The three-hour blitz of information, conversation, and brainstorming spurred the students to formulate action plans to address the most pressing challenges in their schools and foster a more positive environment. Some of the big issues were substance abuse, depression/suicide, dropouts, delinquency, pregnancy, violence, and homelessness. The students realized many Lexington schools face the same broad concerns, while others struggle with specific problems. What the group had in common was their desire to make a difference.
“Students interact on a more personal level and might listen to other students. They can get the message through more clearly,” said Ashton Harris, an eighth grader at Tates Creek Middle. Taya Stamper, a junior at Henry Clay High School, agreed. “I’m always super afraid I’m going to say the wrong thing, but it’s coming from everyday students. It’s someone on your level who’s going through the same stuff every day and is tempted with the same things,” she said.
Markiewicz asked the groups to skim survey data from Kentucky Incentives for Prevention (KIP) and prioritize the problem behaviors at their school. He also covered the 40 Developmental Assets to identify buffers such as tiers of support, boundaries and expectations, constructive use of time, commitment to learning, and a positive identity. “That list is the main thing schools need to focus on – 40 main things a school needs to become a loving and caring community,” Ashton said.

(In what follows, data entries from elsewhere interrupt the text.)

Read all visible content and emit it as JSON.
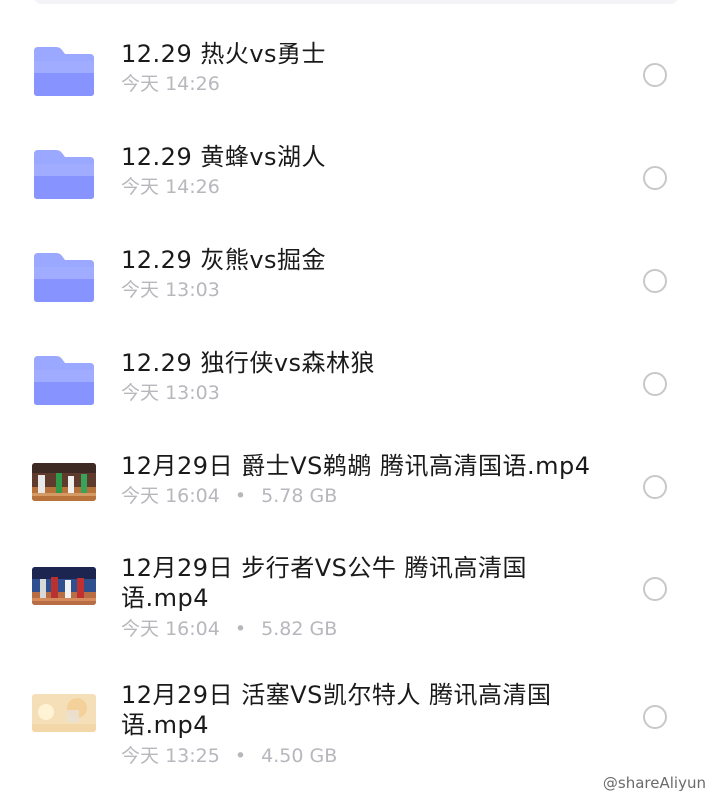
{
  "files": [
    {
      "kind": "folder",
      "title": "12.29 热火vs勇士",
      "date": "今天",
      "time": "14:26",
      "size": ""
    },
    {
      "kind": "folder",
      "title": "12.29 黄蜂vs湖人",
      "date": "今天",
      "time": "14:26",
      "size": ""
    },
    {
      "kind": "folder",
      "title": "12.29 灰熊vs掘金",
      "date": "今天",
      "time": "13:03",
      "size": ""
    },
    {
      "kind": "folder",
      "title": "12.29 独行侠vs森林狼",
      "date": "今天",
      "time": "13:03",
      "size": ""
    },
    {
      "kind": "video",
      "title": "12月29日 爵士VS鹈鹕 腾讯高清国语.mp4",
      "date": "今天",
      "time": "16:04",
      "size": "5.78 GB"
    },
    {
      "kind": "video",
      "title": "12月29日 步行者VS公牛 腾讯高清国语.mp4",
      "date": "今天",
      "time": "16:04",
      "size": "5.82 GB"
    },
    {
      "kind": "video",
      "title": "12月29日 活塞VS凯尔特人 腾讯高清国语.mp4",
      "date": "今天",
      "time": "13:25",
      "size": "4.50 GB"
    }
  ],
  "meta_separator": "•",
  "watermark": "@shareAliyun",
  "colors": {
    "folder_light": "#a9b6ff",
    "folder_dark": "#7f8cff",
    "title": "#1a1a1a",
    "meta": "#b7b7bd",
    "select_border": "#c8c8cc"
  }
}
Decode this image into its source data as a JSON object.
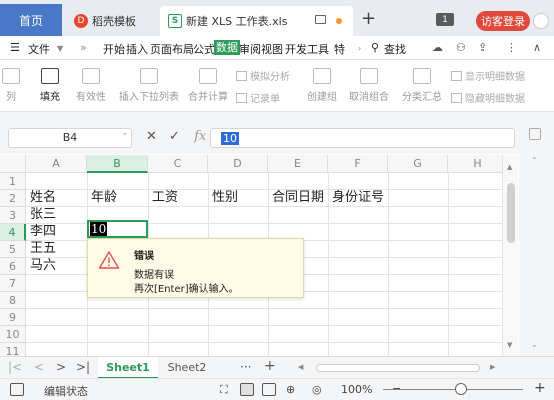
{
  "titlebar": {
    "tabs": [
      {
        "label": "首页"
      },
      {
        "label": "稻壳模板"
      },
      {
        "label": "新建 XLS 工作表.xls"
      }
    ],
    "new_tab": "+",
    "badge": "1",
    "login": "访客登录"
  },
  "menubar": {
    "file": "文件",
    "items": [
      "开始",
      "插入",
      "页面布局",
      "公式",
      "数据",
      "审阅",
      "视图",
      "开发工具",
      "特"
    ],
    "active": "数据",
    "search": "查找"
  },
  "ribbon": {
    "buttons": [
      "列",
      "填充",
      "有效性",
      "插入下拉列表",
      "合并计算",
      "创建组",
      "取消组合",
      "分类汇总"
    ],
    "small": [
      "模拟分析",
      "记录单",
      "显示明细数据",
      "隐藏明细数据"
    ]
  },
  "formula": {
    "namebox": "B4",
    "fx": "fx",
    "value": "10"
  },
  "columns": [
    "A",
    "B",
    "C",
    "D",
    "E",
    "F",
    "G",
    "H"
  ],
  "rows": [
    "1",
    "2",
    "3",
    "4",
    "5",
    "6",
    "7",
    "8",
    "9",
    "10",
    "11"
  ],
  "cells": {
    "A2": "姓名",
    "B2": "年龄",
    "C2": "工资",
    "D2": "性别",
    "E2": "合同日期",
    "F2": "身份证号",
    "A3": "张三",
    "A4": "李四",
    "A5": "王五",
    "A6": "马六",
    "B4": "10"
  },
  "error_popup": {
    "title": "错误",
    "line1": "数据有误",
    "line2": "再次[Enter]确认输入。"
  },
  "sheets": {
    "active": "Sheet1",
    "other": "Sheet2",
    "more": "···",
    "add": "+"
  },
  "status": {
    "text": "编辑状态",
    "zoom": "100%",
    "minus": "−",
    "plus": "+"
  }
}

After lunch, the 11 teams sketched out plans to take back to their respective schools: Beaumont, Bryan Station, Morton, Leestown, Lexington Traditional Magnet, Tates Creek, and Winburn middle schools; Bryan Station, Henry Clay, and Paul Laurence Dunbar high schools; and Martin Luther King Jr. Academy.
Taya noted two issues at Henry Clay are students feeling unsafe on campus and using e-cigarettes. “We want to do safe talks where you can come talk if you do have a problem,” she said. “We also want to do positive messages every morning and do community service to help freshmen get acquainted with the school so everyone overall feels safer.”
Tates Creek Middle has an ambitious slate, too. “The leaders from the summit will try to create a network to provide more peer support for students who are being bullied or feeling down,” Ashton said, calling it Commodores CAN (Connect And Navigate). Another idea is to make a video to spotlight positive aspects from the three schools on the Tates Creek campus. Third, Ashton said students might call for less time on social media and more in-person interaction, which could avert cyber bullying. Finally, TCMS plans to post one of the 40 assets on the school’s marquee each month. “We need to include everybody,” Ashton said. “All students matter. All students have a heart to be filled with love at school.”
The Youth Services Centers in Fayette County Public Schools coordinated the summit, along with sponsors Drug Free Lex and New Vista. “Communication is key,” said Paula Caise, the YSC coordinator at Henry Clay for 19 years. “Kids getting together and brainstorming is positive, and they’re staying up to date with what’s going on.”
New Vista’s John Broadus agreed that student initiative is the crux. “The goal is for our young people to learn to do prevention work from their perspective. Their experiences are much different from the adult lens,” he said. “Prevention works best when they express what they see, identify issues in their community, and are galvanized to bring forth the change we know is needed.”